The initial trials using ExAblate Neuro to treat essential tumor were conducted at the lead test site at the University of Virginia in Charlottesville in an FDA feasibility trial sponsored by the Focused Ultrasound Foundation.
"The feasibility study results were highly encouraging. They validated the potential of focused ultrasound to treat essential tremor patients for whom currently available medications do not work and surgery is not an option," said Focused Ultrasound Foundation chairman Dr. Neal Kassell in a statement. "If the pivotal trial confirms early results, it could lead to the availability of a new, noninvasive treatment option."
ExAblate Neuro is also installed in the U.S. at Brigham and Women's Hospital in Boston and the University of California, San Diego.

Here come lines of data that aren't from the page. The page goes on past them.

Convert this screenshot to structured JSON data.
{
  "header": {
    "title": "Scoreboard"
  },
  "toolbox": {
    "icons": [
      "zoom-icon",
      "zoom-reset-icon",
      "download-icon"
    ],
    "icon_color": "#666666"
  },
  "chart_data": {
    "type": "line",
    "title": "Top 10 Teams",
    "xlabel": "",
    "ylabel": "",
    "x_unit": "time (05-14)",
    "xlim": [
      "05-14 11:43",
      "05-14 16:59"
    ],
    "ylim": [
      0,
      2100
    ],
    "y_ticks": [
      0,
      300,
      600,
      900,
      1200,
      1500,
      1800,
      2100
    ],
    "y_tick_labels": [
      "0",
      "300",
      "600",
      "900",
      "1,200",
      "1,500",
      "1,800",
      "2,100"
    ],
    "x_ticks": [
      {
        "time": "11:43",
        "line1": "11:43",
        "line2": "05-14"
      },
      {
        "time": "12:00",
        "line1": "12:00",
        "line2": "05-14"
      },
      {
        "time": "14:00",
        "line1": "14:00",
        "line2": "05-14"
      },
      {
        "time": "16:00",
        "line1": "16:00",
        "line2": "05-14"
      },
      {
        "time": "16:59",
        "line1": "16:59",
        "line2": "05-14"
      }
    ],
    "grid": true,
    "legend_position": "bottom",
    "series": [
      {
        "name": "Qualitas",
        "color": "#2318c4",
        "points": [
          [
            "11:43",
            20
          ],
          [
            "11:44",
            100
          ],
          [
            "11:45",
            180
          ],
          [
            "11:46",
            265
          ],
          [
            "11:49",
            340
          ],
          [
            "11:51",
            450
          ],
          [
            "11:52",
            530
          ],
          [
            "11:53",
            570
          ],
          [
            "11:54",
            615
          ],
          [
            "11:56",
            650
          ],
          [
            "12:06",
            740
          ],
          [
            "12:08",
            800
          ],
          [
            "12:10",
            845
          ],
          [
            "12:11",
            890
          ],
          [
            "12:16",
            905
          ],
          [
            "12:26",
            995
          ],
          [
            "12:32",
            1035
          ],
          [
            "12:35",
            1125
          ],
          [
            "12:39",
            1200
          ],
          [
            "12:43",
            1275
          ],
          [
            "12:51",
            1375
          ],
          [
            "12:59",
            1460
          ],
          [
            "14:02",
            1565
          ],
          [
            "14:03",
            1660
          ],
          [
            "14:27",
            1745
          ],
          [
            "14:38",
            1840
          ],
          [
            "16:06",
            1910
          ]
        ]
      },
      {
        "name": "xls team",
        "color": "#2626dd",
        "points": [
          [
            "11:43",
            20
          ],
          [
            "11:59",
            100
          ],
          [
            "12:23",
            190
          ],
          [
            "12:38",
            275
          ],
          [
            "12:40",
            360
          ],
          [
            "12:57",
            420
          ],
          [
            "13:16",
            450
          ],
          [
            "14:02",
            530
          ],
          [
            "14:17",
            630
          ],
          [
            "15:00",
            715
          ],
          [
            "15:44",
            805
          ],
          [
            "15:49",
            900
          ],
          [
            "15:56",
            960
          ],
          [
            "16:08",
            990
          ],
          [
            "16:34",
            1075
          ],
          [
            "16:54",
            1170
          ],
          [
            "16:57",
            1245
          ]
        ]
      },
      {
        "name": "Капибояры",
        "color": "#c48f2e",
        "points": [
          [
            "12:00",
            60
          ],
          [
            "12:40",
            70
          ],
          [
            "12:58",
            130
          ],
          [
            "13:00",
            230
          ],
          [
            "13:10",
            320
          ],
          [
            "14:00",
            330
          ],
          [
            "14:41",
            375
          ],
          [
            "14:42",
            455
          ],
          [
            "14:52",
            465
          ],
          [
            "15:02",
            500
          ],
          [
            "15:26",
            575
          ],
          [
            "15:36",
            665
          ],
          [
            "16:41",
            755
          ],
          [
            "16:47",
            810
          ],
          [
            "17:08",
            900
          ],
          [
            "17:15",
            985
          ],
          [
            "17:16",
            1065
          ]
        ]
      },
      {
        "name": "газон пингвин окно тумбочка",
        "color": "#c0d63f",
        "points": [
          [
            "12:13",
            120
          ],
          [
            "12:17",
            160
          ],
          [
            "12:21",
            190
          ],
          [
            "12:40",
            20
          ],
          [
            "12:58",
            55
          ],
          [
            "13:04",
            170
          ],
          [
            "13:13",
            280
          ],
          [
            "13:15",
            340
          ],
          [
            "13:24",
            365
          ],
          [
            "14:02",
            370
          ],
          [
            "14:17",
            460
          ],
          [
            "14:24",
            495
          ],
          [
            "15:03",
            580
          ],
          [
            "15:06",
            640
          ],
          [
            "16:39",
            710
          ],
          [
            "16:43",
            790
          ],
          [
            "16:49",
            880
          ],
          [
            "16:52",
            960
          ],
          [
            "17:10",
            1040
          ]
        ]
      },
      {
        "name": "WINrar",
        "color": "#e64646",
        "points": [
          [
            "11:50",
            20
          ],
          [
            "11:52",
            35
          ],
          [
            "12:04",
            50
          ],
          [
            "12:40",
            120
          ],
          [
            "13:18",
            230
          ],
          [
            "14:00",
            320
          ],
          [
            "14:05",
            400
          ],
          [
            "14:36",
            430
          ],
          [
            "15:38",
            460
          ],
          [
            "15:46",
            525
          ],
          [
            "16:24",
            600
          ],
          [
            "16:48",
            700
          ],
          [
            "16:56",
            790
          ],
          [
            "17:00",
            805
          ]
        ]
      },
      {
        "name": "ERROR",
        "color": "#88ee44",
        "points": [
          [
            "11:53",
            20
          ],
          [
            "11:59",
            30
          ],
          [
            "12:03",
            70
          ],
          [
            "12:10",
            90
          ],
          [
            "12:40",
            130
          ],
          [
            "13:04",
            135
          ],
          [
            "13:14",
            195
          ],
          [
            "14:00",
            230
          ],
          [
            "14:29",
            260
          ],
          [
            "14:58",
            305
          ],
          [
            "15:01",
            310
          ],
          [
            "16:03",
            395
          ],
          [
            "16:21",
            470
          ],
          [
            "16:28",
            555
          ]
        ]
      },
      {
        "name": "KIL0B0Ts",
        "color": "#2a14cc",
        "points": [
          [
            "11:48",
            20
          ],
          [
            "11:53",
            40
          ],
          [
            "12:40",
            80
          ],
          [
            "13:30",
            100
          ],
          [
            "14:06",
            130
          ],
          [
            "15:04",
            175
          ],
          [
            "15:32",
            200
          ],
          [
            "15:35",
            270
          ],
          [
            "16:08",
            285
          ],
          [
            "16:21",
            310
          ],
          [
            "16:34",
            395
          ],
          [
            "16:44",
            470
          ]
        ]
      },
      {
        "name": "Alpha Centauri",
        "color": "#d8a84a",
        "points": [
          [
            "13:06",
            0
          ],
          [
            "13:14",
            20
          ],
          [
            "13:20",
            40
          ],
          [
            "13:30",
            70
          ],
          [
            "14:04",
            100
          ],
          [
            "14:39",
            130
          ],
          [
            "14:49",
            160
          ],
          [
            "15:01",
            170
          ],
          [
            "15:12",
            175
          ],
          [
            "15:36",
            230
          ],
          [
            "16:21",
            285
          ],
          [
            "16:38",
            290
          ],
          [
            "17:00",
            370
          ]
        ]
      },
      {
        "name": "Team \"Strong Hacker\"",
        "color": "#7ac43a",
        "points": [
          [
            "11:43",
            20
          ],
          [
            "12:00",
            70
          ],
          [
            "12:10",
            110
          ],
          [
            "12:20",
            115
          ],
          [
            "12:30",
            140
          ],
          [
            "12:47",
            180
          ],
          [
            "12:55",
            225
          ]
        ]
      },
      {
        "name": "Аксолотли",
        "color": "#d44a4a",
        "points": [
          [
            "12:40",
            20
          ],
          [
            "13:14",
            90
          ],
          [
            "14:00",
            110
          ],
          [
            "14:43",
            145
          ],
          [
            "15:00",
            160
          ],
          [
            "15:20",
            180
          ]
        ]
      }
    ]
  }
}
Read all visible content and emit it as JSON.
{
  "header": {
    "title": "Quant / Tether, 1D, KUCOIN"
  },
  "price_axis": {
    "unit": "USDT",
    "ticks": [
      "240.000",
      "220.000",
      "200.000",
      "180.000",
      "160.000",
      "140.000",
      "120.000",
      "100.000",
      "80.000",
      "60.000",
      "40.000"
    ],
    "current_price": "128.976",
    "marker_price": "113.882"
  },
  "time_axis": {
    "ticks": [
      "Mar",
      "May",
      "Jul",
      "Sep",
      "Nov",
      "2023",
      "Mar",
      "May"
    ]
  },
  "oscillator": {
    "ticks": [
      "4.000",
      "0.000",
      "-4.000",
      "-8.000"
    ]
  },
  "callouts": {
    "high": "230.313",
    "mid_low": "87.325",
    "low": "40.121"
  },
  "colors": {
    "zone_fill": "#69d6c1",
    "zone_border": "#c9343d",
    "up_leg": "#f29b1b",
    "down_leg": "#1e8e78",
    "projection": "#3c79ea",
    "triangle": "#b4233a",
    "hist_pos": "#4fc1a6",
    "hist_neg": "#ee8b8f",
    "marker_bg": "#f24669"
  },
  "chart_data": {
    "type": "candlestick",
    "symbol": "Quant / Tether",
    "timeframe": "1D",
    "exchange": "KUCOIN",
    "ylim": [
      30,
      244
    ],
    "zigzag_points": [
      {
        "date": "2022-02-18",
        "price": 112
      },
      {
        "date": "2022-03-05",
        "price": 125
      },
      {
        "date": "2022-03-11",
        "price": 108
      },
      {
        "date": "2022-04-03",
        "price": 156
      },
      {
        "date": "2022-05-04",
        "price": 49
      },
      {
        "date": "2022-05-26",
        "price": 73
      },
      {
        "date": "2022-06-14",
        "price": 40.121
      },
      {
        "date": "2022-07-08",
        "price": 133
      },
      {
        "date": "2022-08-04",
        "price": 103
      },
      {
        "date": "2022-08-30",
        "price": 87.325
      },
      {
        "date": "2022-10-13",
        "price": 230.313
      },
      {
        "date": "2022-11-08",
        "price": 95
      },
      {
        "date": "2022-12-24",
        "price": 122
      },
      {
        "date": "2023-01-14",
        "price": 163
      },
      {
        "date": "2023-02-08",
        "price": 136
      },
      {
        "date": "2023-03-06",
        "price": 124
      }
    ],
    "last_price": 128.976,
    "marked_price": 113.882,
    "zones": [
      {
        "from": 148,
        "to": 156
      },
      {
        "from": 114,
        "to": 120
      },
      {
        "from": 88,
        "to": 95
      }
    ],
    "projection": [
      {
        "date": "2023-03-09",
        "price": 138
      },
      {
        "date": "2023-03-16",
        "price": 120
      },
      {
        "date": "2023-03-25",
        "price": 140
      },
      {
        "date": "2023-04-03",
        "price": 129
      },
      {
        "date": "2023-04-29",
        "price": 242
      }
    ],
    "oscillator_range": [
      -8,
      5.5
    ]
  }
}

According to InSightec, the Phase III study will be a multi-center, double blinded randomized control trial set to begin in mid 2013. Patients who enroll in the trial will be randomized to either ExAblate treatment or no treatment and will be followed up after one year.
Treating essential tremor is just one of many uses under investigation for the ExAblate family of devices of MR-guided focused ultrasound products. In late August, InSightec
got the go-ahead from the FDA to proceed with a phase I trial of a Parkinson's treatment that uses ExAblate MR-guided focused ultrasound.
Not to be confused with Parkinson's disease, essential tremor is characterized by rhythmic trembling of the hands, head, voice, legs or torso and affects over 10 million Americans, according to the American Academy of Neurology.
Other applications being studied for ExAblate MR-guided focused ultrasound include blasting cancers and bone metastases.
In December 2012, ExAblate Neuro received European CE marking for essential tremor, tremor dominant Parkinson's disease and neuropathic pain.